If our faith is not in our hearts or if it is not based on experiencing the presence of Christ with us daily, then we have nothing to share but words. Without an experience of God to share we are empty vessels and have nothing to offer anyone but to repeat empty words. We must be offering them more than doctrine. We must offer them Christ. We are the catalyst for others to seek an encounter with Christ not just to come back to Church.
Paul the Apostle was a powerful evangelist because he spoke from his experience with Christ. Remember he was a Pharisee, trained in the Torah and the Law. He denied Christ was the Messiah and was active in arresting those who believed in Jesus. We know he had a powerful encounter with Christ as he was on the road to Damascus to arrest Christians. His experience was personal, powerful, and challenged everything he believed about Christ. From that moment on his ability to proclaim the good news of salvation was based on his encounter with Christ.

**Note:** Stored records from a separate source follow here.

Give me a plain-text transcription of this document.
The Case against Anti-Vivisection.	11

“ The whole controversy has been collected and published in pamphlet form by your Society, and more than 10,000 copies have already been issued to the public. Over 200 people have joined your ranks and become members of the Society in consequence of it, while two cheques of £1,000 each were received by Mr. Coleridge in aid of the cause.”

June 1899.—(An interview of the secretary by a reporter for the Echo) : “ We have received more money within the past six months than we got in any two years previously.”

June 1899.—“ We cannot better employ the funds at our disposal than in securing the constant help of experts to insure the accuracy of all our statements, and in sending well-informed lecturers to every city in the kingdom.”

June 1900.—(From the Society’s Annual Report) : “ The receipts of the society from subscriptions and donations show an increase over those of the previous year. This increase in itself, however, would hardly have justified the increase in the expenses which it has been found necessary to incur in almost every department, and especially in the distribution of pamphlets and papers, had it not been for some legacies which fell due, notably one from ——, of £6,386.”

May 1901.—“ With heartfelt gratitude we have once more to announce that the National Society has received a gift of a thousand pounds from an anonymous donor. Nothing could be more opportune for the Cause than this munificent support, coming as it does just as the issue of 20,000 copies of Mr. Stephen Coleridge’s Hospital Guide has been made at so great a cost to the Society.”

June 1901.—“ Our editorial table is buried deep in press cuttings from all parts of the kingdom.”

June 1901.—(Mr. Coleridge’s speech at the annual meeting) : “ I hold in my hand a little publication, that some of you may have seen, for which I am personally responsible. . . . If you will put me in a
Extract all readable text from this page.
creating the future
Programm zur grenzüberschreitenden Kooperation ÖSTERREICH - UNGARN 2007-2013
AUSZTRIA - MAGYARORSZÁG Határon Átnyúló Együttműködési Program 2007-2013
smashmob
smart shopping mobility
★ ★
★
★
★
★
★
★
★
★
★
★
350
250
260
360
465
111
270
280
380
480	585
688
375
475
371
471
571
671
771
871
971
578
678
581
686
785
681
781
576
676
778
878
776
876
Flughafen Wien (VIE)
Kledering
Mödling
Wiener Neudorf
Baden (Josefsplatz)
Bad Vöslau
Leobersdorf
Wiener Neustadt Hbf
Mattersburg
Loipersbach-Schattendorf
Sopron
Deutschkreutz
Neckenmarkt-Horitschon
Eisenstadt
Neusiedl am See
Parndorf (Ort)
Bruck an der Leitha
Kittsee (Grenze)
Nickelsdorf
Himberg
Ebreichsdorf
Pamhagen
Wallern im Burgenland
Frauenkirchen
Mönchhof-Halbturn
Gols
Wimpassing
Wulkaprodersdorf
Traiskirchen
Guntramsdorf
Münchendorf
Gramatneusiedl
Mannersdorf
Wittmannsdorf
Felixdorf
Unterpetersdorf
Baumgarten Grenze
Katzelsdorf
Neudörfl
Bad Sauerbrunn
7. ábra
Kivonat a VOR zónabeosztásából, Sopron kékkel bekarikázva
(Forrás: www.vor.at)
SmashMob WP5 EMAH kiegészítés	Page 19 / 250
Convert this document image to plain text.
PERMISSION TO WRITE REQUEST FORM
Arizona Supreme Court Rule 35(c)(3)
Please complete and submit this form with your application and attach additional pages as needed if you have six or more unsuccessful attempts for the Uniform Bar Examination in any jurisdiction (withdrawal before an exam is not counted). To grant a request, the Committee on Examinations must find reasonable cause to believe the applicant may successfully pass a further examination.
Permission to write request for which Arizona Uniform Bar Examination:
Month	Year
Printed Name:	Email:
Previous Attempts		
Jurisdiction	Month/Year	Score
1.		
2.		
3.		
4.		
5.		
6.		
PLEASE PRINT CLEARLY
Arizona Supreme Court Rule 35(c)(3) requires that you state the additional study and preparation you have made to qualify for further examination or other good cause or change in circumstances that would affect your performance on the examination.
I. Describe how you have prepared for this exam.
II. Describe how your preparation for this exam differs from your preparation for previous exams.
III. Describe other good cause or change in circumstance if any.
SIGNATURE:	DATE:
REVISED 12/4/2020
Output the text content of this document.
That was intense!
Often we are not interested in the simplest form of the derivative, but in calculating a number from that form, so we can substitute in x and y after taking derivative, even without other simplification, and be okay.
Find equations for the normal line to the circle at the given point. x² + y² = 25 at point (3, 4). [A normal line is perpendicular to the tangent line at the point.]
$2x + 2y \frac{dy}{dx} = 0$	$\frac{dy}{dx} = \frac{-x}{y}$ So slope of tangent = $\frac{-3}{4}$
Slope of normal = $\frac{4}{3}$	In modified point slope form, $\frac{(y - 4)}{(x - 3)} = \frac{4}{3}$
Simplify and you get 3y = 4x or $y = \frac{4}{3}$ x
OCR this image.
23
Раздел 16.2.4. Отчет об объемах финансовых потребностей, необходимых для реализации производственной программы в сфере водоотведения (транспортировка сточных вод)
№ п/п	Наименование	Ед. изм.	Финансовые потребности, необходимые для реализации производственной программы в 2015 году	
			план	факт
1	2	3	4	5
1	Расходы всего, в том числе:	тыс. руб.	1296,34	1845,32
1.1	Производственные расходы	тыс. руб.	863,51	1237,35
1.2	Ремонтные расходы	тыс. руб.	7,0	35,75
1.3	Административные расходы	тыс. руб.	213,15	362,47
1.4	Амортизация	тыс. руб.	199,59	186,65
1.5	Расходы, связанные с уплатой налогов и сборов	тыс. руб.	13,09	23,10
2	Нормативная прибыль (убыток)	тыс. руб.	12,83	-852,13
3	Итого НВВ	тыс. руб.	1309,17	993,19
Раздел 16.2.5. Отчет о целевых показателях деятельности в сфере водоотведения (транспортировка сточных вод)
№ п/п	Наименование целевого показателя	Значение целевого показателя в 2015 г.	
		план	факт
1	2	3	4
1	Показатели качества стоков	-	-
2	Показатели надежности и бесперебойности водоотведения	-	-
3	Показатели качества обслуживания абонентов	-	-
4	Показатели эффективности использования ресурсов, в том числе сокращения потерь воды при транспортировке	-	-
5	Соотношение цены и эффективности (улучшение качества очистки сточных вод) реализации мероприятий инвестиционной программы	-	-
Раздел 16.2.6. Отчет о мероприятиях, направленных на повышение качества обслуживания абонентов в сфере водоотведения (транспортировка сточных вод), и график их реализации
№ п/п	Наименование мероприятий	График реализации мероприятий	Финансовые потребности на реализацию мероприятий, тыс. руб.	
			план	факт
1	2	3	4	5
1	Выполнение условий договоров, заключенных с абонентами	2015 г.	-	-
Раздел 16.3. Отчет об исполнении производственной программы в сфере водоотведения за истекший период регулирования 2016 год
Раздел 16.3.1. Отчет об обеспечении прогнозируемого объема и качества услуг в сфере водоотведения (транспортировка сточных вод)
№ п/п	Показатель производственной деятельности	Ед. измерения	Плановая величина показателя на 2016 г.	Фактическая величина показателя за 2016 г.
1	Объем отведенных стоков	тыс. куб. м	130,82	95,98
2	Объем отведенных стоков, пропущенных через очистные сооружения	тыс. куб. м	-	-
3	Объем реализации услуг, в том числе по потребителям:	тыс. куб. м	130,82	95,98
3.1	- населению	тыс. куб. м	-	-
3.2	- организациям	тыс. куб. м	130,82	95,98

Did he use his knowledge gained from his training as a Pharisee? Of course, he did for that training allowed him to connect the intellectual with the personal. But in the end, what he offered people was a clear explanation of the desire of God to reconcile each person individually to Himself. How do we take years of faithfulness to the demands of our faith and become current day versions of Paul? We share our story about our encounter with a merciful loving God we profess to believe in. We share our experience about the transforming power of the Holy Spirit giving us eyes to see, minds to understand and hearts to respond.
Remember, Paul had two encounters, two experiences. He encountered Christ first and that encounter confused him, frightened him, and challenged his own faith. Then he had an encounter when hands were laid upon him and the Spirit came upon restoring his sight and giving him a spiritual insight connecting all he knew intellectually with what he had experienced. His ability to preach the gospel message of God’s love and God’s forgiveness flowed from his experiencing that love and forgiveness. That is what we offer to others when we evangelize. We are inviting them to open themselves to experience what the prodigal son experienced.
God has from the day Adam and Eve were expelled from the garden desired us to return to Him and experience what every person Jesus touched experienced. Joy, freedom, love, mercy, forgiveness, choose your own word but what God offers everyone is an embrace that you will never forget. That is the message we share with others. We do not just invite them to come to church. First, we must share our lives and our experience of God with them. We can express our experience in words that create within them a desire to act on that desire. We could begin to feed that desire by encouraging them to read the scriptures. Where they will discover God does not condemn but welcomes; a God who heals not punishes, a God who longs for them and will never ignores them.
We invite them to Bible discussions not bible studies. We invite them to spiritual programs that allow the participants to share their unbelief without being challenged. We invite them to deepen their faith by preparing them to encounter God not to meet an obligation. We must become what Paul became and that was a person who shared his own weakness and unbelief with others. Shared his own highs and lows with others. He became one with them and never condemned them. He gave freely what he had received which was grace flowing from the throne of God. Paul was a sinner redeemed, not condemned. He became what we all are destined to become and that is the very image of Chrit (Rom.8:29).
My brothers and sisters, we have a destiny which is ours to live if only we would embrace our destiny. It is not to be faithful Catholics, practicing our faith. It is to make our faith part of our lives and live it daily. We have been given a treasure so great we simply cannot fathom its ability to change our lives just as it did Saul of Tarsus. We need to begin a journey to Damascus or to what ever destination God is directing you to begin. It is a journey into the unknown and its impact on your life will be transformative. But it is a journey we all must make if we are to become what God created us to be.
The words of Jesus at the end of the gospel we heard today are critical for us to understand. Let us go on to the nearby towns and villages.